Geo: Update documentation for data inconsistency issues exposed by Geo when migrating artifacts to object storage.
Summary
If some local objects were not migrated to an object storage, Geo still tries to verify/replicate them even with object storage configured.
Steps to reproduce
- Have a working Geo instance with all the objects stored locally.
- Configure object storage for the primary site. I am using artifacts as an example of object type below, but I assume it applies to other objects as well.
- Before running migration of artifacts to object storage, introduce some inconsistency: for instance, delete several local artifact files on the primary. It's a rather common scenario for our customers when some local files are missing.
- Perform migration to object storage. You will get some errors about non-existing files, but overall the migration should be successful.
- Configure secondary Geo site with the same S3 buckets. This option is allowed according to the doc Geo with Object storage:
The same storage bucket as the primary site.
Make sure that the checkboxAllow this secondary node to replicate content on Object Storage
is NOT selected. In this case, Geo won't try to replicate anything. - Reset the verification status on the primary using the snippet like below:
Ci::JobArtifact.verification_state_table_class.each_batch do |relation|
relation.update_all(verification_state: 0)
end
- Wait for verification to be completed.
- On the secondary, click Resync All / Reverify all in the UI.
What is the current bug behavior?
The secondary will try to replicate the local non-existing artifacts from the primary instance. Even though the object storage is configured, it still treats any local objects as the ones that should be replicated.
What is the expected correct behavior?
The secondary should not try to replicate any local files if the object storage is configured.
Relevant logs and/or screenshots
- In my case, I removed 18 local artifacts, and totally I had more than 100 artifacts. I expect that, because verification / replication of object is not done by secondary, it will show zeroes for artifacts, but it does not:
GitLab Version: 17.3.5-ee
Geo Role: Secondary
Health Status: Healthy
Lfs Objects: succeeded 0 / total 0 (0%)
Merge Request Diffs: succeeded 0 / total 0 (0%)
Package Files: succeeded 0 / total 0 (0%)
Terraform State Versions: succeeded 0 / total 0 (0%)
Snippet Repositories: succeeded 2 / total 2 (100%)
Group Wiki Repositories: succeeded 5 / total 5 (100%)
Pipeline Artifacts: succeeded 0 / total 0 (0%)
Pages Deployments: succeeded 0 / total 0 (0%)
Uploads: succeeded 0 / total 0 (0%)
Job Artifacts: failed 18 / succeeded 0 / total 18 (0%)
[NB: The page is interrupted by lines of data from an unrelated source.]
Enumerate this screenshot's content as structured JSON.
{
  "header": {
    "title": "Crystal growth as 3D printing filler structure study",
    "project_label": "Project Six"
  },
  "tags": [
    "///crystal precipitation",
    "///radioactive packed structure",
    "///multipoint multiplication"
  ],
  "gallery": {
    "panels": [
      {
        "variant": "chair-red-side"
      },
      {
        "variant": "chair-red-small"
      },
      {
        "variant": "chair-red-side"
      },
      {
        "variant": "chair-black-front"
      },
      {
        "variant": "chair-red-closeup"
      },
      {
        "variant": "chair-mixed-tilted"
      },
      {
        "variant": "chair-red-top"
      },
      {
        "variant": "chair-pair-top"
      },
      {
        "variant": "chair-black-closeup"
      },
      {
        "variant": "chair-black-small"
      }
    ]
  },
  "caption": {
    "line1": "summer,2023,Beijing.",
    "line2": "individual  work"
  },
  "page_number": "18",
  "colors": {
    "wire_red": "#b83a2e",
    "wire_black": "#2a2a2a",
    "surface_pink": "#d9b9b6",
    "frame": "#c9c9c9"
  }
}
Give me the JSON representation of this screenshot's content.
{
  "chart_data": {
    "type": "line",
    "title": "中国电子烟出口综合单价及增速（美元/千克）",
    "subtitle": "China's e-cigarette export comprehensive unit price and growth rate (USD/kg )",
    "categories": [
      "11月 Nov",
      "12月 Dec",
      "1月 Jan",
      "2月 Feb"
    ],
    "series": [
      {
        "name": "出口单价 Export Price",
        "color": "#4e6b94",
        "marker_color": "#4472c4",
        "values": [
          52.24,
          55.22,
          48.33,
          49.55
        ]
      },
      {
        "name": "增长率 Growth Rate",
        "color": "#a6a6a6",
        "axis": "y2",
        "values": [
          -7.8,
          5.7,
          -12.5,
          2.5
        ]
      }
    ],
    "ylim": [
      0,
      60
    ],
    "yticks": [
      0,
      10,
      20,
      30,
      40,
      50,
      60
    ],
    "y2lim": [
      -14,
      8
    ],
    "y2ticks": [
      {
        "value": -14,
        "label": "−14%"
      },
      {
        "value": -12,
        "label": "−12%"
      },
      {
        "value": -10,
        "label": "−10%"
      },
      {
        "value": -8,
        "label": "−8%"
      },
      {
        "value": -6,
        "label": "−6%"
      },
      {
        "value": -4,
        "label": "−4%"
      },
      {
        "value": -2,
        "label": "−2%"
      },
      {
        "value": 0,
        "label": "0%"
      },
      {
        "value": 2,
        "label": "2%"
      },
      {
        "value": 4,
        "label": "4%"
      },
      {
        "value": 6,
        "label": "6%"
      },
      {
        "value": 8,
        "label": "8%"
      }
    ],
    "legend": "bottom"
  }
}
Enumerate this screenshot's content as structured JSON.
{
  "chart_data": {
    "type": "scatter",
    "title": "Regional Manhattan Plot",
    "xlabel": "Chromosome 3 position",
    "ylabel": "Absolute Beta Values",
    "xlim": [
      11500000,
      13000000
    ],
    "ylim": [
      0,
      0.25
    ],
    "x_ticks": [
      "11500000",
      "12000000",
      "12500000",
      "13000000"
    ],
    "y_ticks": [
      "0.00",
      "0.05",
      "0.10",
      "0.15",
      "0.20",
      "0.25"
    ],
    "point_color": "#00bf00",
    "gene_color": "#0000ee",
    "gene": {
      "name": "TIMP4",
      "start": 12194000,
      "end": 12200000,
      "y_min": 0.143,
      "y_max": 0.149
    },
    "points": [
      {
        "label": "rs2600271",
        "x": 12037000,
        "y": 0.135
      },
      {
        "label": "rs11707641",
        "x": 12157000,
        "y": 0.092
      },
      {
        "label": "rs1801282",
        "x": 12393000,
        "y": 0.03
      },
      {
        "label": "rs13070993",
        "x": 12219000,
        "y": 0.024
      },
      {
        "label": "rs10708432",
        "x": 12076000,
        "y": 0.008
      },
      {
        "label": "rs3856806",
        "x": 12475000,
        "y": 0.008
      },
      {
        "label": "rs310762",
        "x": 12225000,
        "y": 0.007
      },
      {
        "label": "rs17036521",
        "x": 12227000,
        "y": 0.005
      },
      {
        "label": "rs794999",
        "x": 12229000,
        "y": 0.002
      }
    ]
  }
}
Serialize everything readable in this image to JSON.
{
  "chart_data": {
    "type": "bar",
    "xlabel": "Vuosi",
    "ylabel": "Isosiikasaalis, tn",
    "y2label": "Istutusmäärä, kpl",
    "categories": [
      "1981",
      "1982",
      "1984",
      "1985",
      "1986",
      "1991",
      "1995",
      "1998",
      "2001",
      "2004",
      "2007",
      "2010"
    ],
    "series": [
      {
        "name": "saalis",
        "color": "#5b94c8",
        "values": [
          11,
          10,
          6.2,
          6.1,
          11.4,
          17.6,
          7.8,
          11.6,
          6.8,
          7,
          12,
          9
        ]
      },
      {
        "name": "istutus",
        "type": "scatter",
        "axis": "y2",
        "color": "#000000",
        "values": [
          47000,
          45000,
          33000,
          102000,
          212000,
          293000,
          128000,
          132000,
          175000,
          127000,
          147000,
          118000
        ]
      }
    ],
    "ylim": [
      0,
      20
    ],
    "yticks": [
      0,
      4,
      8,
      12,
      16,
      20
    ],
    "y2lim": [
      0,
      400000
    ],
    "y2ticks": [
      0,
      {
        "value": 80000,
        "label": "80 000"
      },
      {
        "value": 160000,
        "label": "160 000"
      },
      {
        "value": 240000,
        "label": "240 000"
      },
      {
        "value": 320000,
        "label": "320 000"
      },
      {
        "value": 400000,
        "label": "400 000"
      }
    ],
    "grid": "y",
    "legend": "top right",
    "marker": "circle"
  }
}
Ci Secure Files: succeeded 0 / total 0 (0%)
Dependency Proxy Blobs: succeeded 0 / total 0 (0%)
Dependency Proxy Manifests: succeeded 0 / total 0 (0%)
Project Wiki Repositories: succeeded 47 / total 47 (100%)
Design Management Repositories: succeeded 2 / total 3 (66%)
Project Repositories: succeeded 49 / total 49 (100%)
Lfs Objects Verified: succeeded 0 / total 0 (0%)
Merge Request Diffs Verified: succeeded 0 / total 0 (0%)
Package Files Verified: succeeded 0 / total 0 (0%)
Terraform State Versions Verified: succeeded 0 / total 0 (0%)
Snippet Repositories Verified: succeeded 2 / total 2 (100%)
Group Wiki Repositories Verified: succeeded 5 / total 5 (100%)
Pipeline Artifacts Verified: succeeded 0 / total 0 (0%)
Pages Deployments Verified: succeeded 0 / total 0 (0%)
Uploads Verified: succeeded 0 / total 0 (0%)
Job Artifacts Verified: succeeded 0 / total 18 (0%)
Ci Secure Files Verified: succeeded 0 / total 0 (0%)
Dependency Proxy Blobs Verified: succeeded 0 / total 0 (0%)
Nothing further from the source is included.